Globally, numerous women scientists and engineers have helped shape the work we see today. Some of the pioneers in STEM were:
- Marie Curie was a Polish and naturalized-French physicist and chemist who conducted pioneering research on radioactivity. She discovered radium and polonium and won two Nobel prizes.
- Rosalind Franklin, a British chemist contributed to the unraveling of the helical structure of DNA.
- Janet Taylor designed instruments for nautical navigation during the 1800s. She ran a manufacturing business for nautical instruments, many of which she designed herself; and embarked on the business of compass adjusting at the height of the controversies generated by magnetic deviation and distortions on iron ships.
- Beatrice Shilling was a daredevil motorcyclist and engineer who contributed greatly to the repair of Rolls-Royce engines during World War II.

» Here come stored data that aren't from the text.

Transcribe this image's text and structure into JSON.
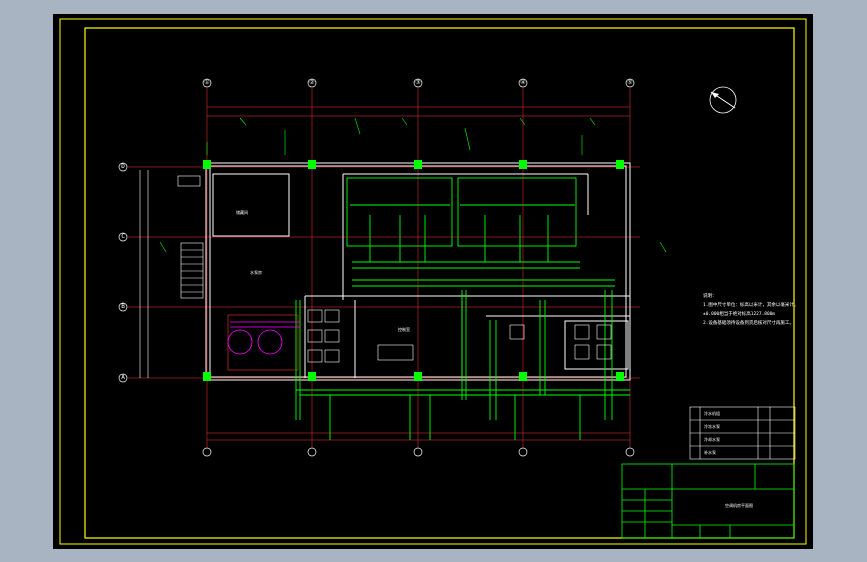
{
  "drawing": {
    "title_block_name": "空调机房平面图",
    "north_arrow": "north-arrow",
    "axes_columns": [
      "①",
      "②",
      "③",
      "④",
      "⑤"
    ],
    "axes_rows": [
      "D",
      "C",
      "B",
      "A"
    ],
    "rooms": {
      "storage": "储藏间",
      "main_room": "水泵房",
      "control_room": "控制室"
    },
    "notes": {
      "heading": "说明：",
      "items": [
        "1.图中尺寸单位：标高以米计，其余以毫米计。",
        "±0.000相当于绝对标高1227.800m",
        "2.设备基础须待设备到货后核对尺寸再施工。"
      ]
    },
    "equipment_table_rows": [
      "冷水机组",
      "冷冻水泵",
      "冷却水泵",
      "补水泵"
    ],
    "colors": {
      "background": "#000000",
      "frame": "#ffff00",
      "walls": "#ffffff",
      "grid": "#ff0000",
      "pipes": "#00ff00",
      "columns": "#00ff00",
      "equipment": "#ff00ff"
    }
  }
}
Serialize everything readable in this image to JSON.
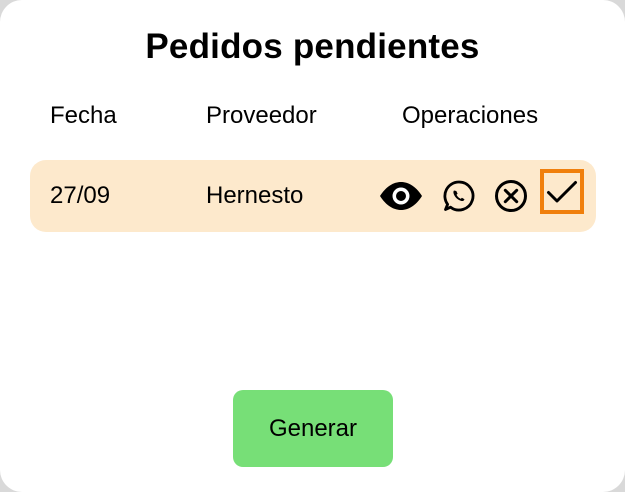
{
  "title": "Pedidos pendientes",
  "columns": {
    "fecha": "Fecha",
    "proveedor": "Proveedor",
    "operaciones": "Operaciones"
  },
  "orders": [
    {
      "fecha": "27/09",
      "proveedor": "Hernesto",
      "operations": [
        "eye-icon",
        "whatsapp-icon",
        "cancel-icon",
        "check-icon"
      ],
      "highlighted_operation": "check-icon"
    }
  ],
  "generate_button": "Generar",
  "colors": {
    "row_background": "#fde9cc",
    "generate_button": "#77df77",
    "highlight_border": "#f07f0c"
  }
}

- Dorothy Hodgkin discovered the structure of insulin. In 1964, Dorothy won the Nobel Prize for Chemistry for “her determinations by X-ray techniques of the structures of important biochemical substances”. She was only the third woman to have won a Nobel Prize for Chemistry after Marie Curie and her daughter Irène Joliot-Curie, and the fifth woman to win a science Nobel Prize.

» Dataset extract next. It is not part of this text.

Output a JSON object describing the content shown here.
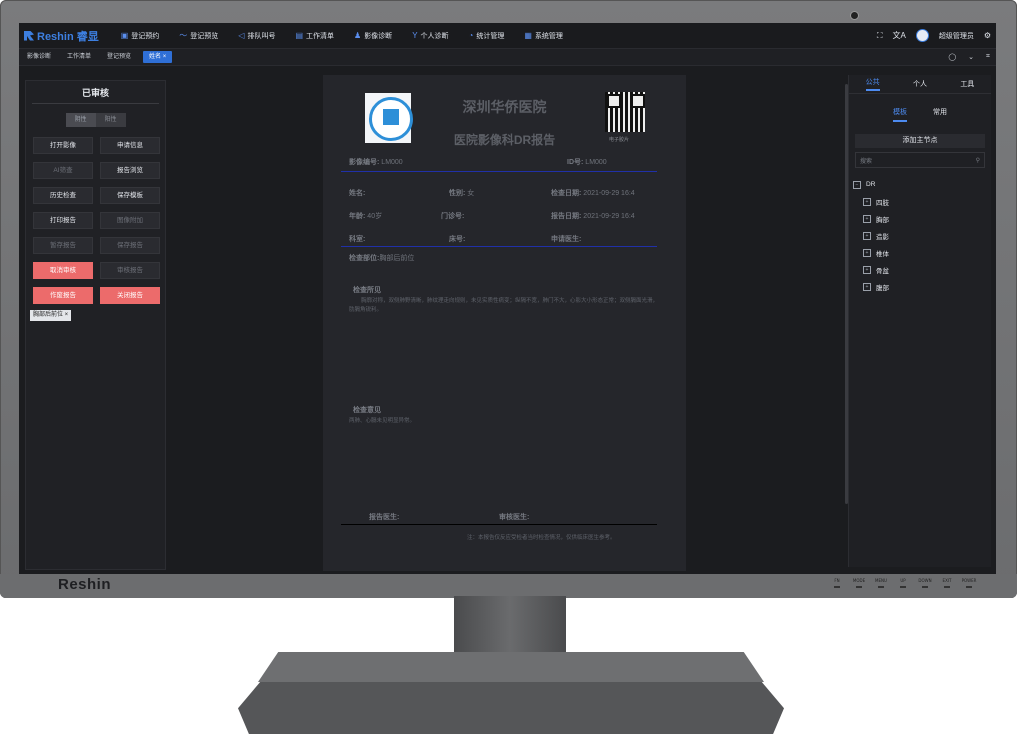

- Katherine Johnson was a mathematician who worked on NASA’s early space missions. She was one of the “computers” who solved equations by hand during NASA’s early years and those of its precursor organization, the National Advisory Committee for Aeronautics.
- Payne-Gaposchkin was a woman of many firsts: the first to receive a Ph.D. from Radcliffe College, the first to be a professor at Harvard and the first to discover the composition of stars.
Giving women equal opportunities to pursue and thrive in STEM careers helps narrow the gender pay gap, enhances women’s economic security, ensures a diverse and talented STEM workforce, and prevents biases in these fields and the products and services they produce.
Governments and global organizations should ensure the necessities to encourage the involvement of Women in STEM:
- Give girls and women the skills and confidence to succeed in math and science.
- Improve STEM education and support for girls starting in early education.
- Work to attract, recruit and retain women into STEM majors and fields in colleges and universities.
- Improve job hiring, retention, and promotion pathways and intentionally inclusive cultures.
- Small improvements by physics and computer science departments, such as providing a broader overview of the field in introductory courses, can add up to big gains in female student recruitment and retention.
Women and girls represent half of the world’s population and, therefore, also half of its potential. Gender equality, besides being a fundamental human right, is essential to achieve peaceful societies, with full human potential and sustainable development.